Push Security ordnet die aktuelle Kampagne einer bereits im Vorjahr dokumentierten Aktivität zu, die seinerzeit auf Konten von Google Ad Manager abzielte. Warum gerade TikTok-for-Business-Konten ins Visier geraten, erklärt das Unternehmen mit deren Missbrauchspotenzial: Sie lassen sich für Malvertising-Kampagnen, Anzeigenbetrug und die Verbreitung schädlicher Inhalte einsetzen. TikTok diente Angreifern bereits früher als Verbreitungsweg – etwa für Schadsoftware zum Datendiebstahl über manipulierte Videos und für Kryptowährungsbetrug über gefälschte Werbeaktionen.

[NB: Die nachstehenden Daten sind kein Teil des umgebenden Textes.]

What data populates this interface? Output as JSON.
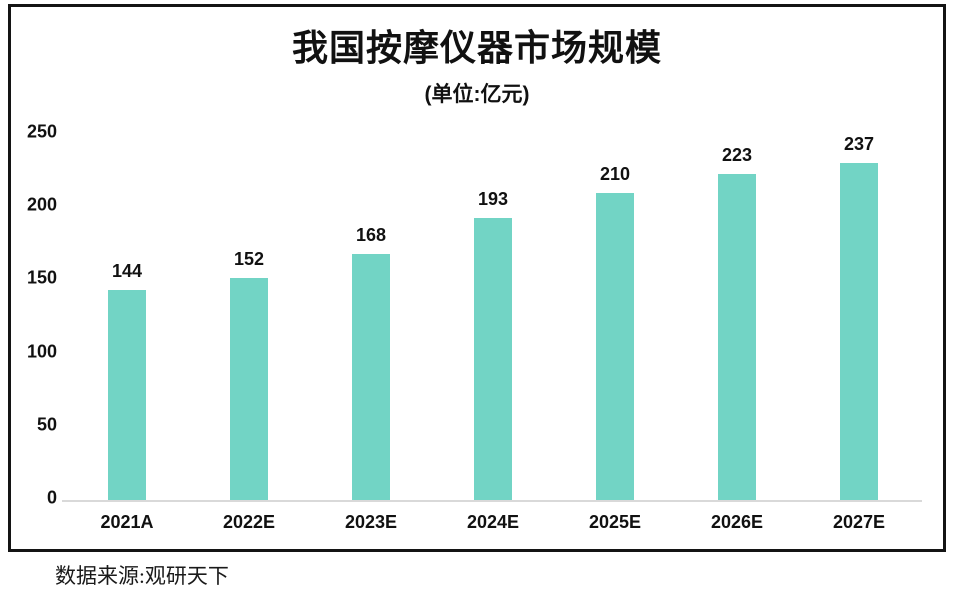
{
  "title": "我国按摩仪器市场规模",
  "subtitle": "(单位:亿元)",
  "source": "数据来源:观研天下",
  "colors": {
    "bar": "#72d4c5",
    "axis_line": "#d9d9d9",
    "frame_border": "#141414",
    "text": "#111111"
  },
  "chart_data": {
    "type": "bar",
    "title": "我国按摩仪器市场规模",
    "subtitle": "(单位:亿元)",
    "categories": [
      "2021A",
      "2022E",
      "2023E",
      "2024E",
      "2025E",
      "2026E",
      "2027E"
    ],
    "values": [
      144,
      152,
      168,
      193,
      210,
      223,
      237
    ],
    "yticks": [
      0,
      50,
      100,
      150,
      200,
      250
    ],
    "ylim": [
      0,
      250
    ],
    "xlabel": "",
    "ylabel": "",
    "grid": false,
    "legend": false,
    "bar_color": "#72d4c5",
    "source": "数据来源:观研天下"
  }
}
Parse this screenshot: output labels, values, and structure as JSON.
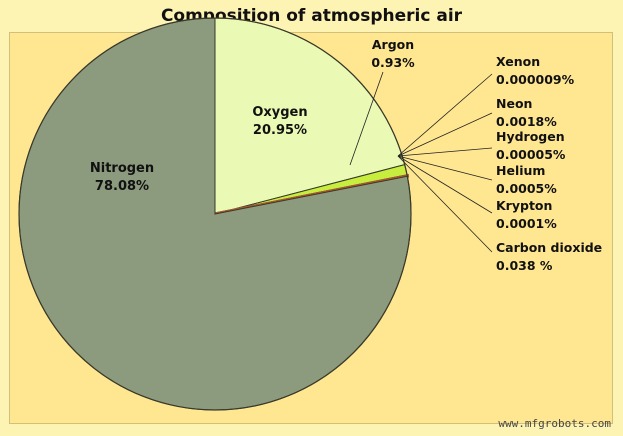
{
  "chart_data": {
    "type": "pie",
    "title": "Composition of atmospheric air",
    "slices": [
      {
        "name": "Nitrogen",
        "label": "78.08%",
        "value": 78.08,
        "color": "#8c9a7e"
      },
      {
        "name": "Oxygen",
        "label": "20.95%",
        "value": 20.95,
        "color": "#eaf9b4"
      },
      {
        "name": "Argon",
        "label": "0.93%",
        "value": 0.93,
        "color": "#c7ee3e"
      },
      {
        "name": "Xenon",
        "label": "0.000009%",
        "value": 9e-06,
        "color": "#6b7a5a"
      },
      {
        "name": "Neon",
        "label": "0.0018%",
        "value": 0.0018,
        "color": "#6b7a5a"
      },
      {
        "name": "Hydrogen",
        "label": "0.00005%",
        "value": 5e-05,
        "color": "#6b7a5a"
      },
      {
        "name": "Helium",
        "label": "0.0005%",
        "value": 0.0005,
        "color": "#6b7a5a"
      },
      {
        "name": "Krypton",
        "label": "0.0001%",
        "value": 0.0001,
        "color": "#6b7a5a"
      },
      {
        "name": "Carbon dioxide",
        "label": "0.038 %",
        "value": 0.038,
        "color": "#b0532a"
      }
    ]
  },
  "watermark": "www.mfgrobots.com"
}
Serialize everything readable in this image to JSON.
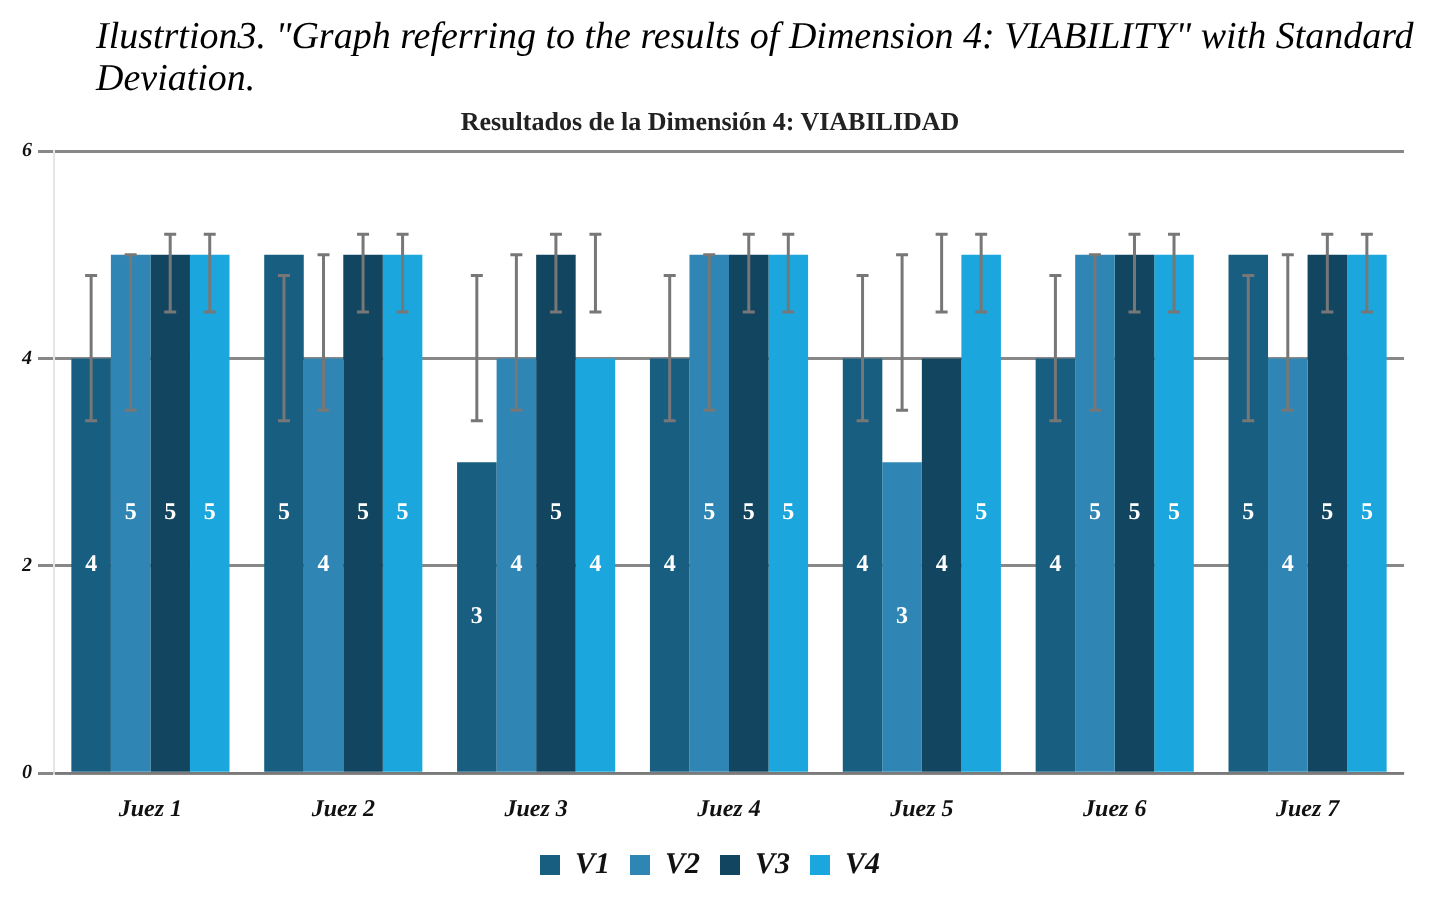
{
  "chart_data": {
    "type": "bar",
    "title": "Resultados de la Dimensión 4: VIABILIDAD",
    "annotations": [
      "Ilustrtion3. \"Graph referring to the results of Dimension 4: VIABILITY\" with Standard Deviation."
    ],
    "categories": [
      "Juez 1",
      "Juez 2",
      "Juez 3",
      "Juez 4",
      "Juez 5",
      "Juez 6",
      "Juez 7"
    ],
    "series": [
      {
        "name": "V1",
        "color": "#175e80",
        "values": [
          4,
          5,
          3,
          4,
          4,
          4,
          5
        ],
        "errors": [
          [
            3.4,
            4.8
          ],
          [
            3.4,
            4.8
          ],
          [
            3.4,
            4.8
          ],
          [
            3.4,
            4.8
          ],
          [
            3.4,
            4.8
          ],
          [
            3.4,
            4.8
          ],
          [
            3.4,
            4.8
          ]
        ]
      },
      {
        "name": "V2",
        "color": "#2f86b4",
        "values": [
          5,
          4,
          4,
          5,
          3,
          5,
          4
        ],
        "errors": [
          [
            3.5,
            5.0
          ],
          [
            3.5,
            5.0
          ],
          [
            3.5,
            5.0
          ],
          [
            3.5,
            5.0
          ],
          [
            3.5,
            5.0
          ],
          [
            3.5,
            5.0
          ],
          [
            3.5,
            5.0
          ]
        ]
      },
      {
        "name": "V3",
        "color": "#12455f",
        "values": [
          5,
          5,
          5,
          5,
          4,
          5,
          5
        ],
        "errors": [
          [
            4.45,
            5.2
          ],
          [
            4.45,
            5.2
          ],
          [
            4.45,
            5.2
          ],
          [
            4.45,
            5.2
          ],
          [
            4.45,
            5.2
          ],
          [
            4.45,
            5.2
          ],
          [
            4.45,
            5.2
          ]
        ]
      },
      {
        "name": "V4",
        "color": "#1ba7dd",
        "values": [
          5,
          5,
          4,
          5,
          5,
          5,
          5
        ],
        "errors": [
          [
            4.45,
            5.2
          ],
          [
            4.45,
            5.2
          ],
          [
            4.45,
            5.2
          ],
          [
            4.45,
            5.2
          ],
          [
            4.45,
            5.2
          ],
          [
            4.45,
            5.2
          ],
          [
            4.45,
            5.2
          ]
        ]
      }
    ],
    "ylim": [
      0,
      6
    ],
    "yticks": [
      0,
      2,
      4,
      6
    ],
    "grid": "y",
    "legend": "bottom",
    "data_labels": true
  }
}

Nach dem Bericht, der BleepingComputer vorab vorlag, werden die Opfer auf Cloudflare-gehostete Phishing-Seiten gelockt. Diese wurden am 24. März über den Registrar NiceNIC registriert, der laut Sicherheitsforschern häufig im Zusammenhang mit cyberkrimineller Nutzung genannt wird. Den ursprünglichen Verbreitungsweg konnte Push Security nicht eindeutig bestimmen, vermutet aber ein ähnliches Vorgehen, wie es Sublime Security beschrieben hat.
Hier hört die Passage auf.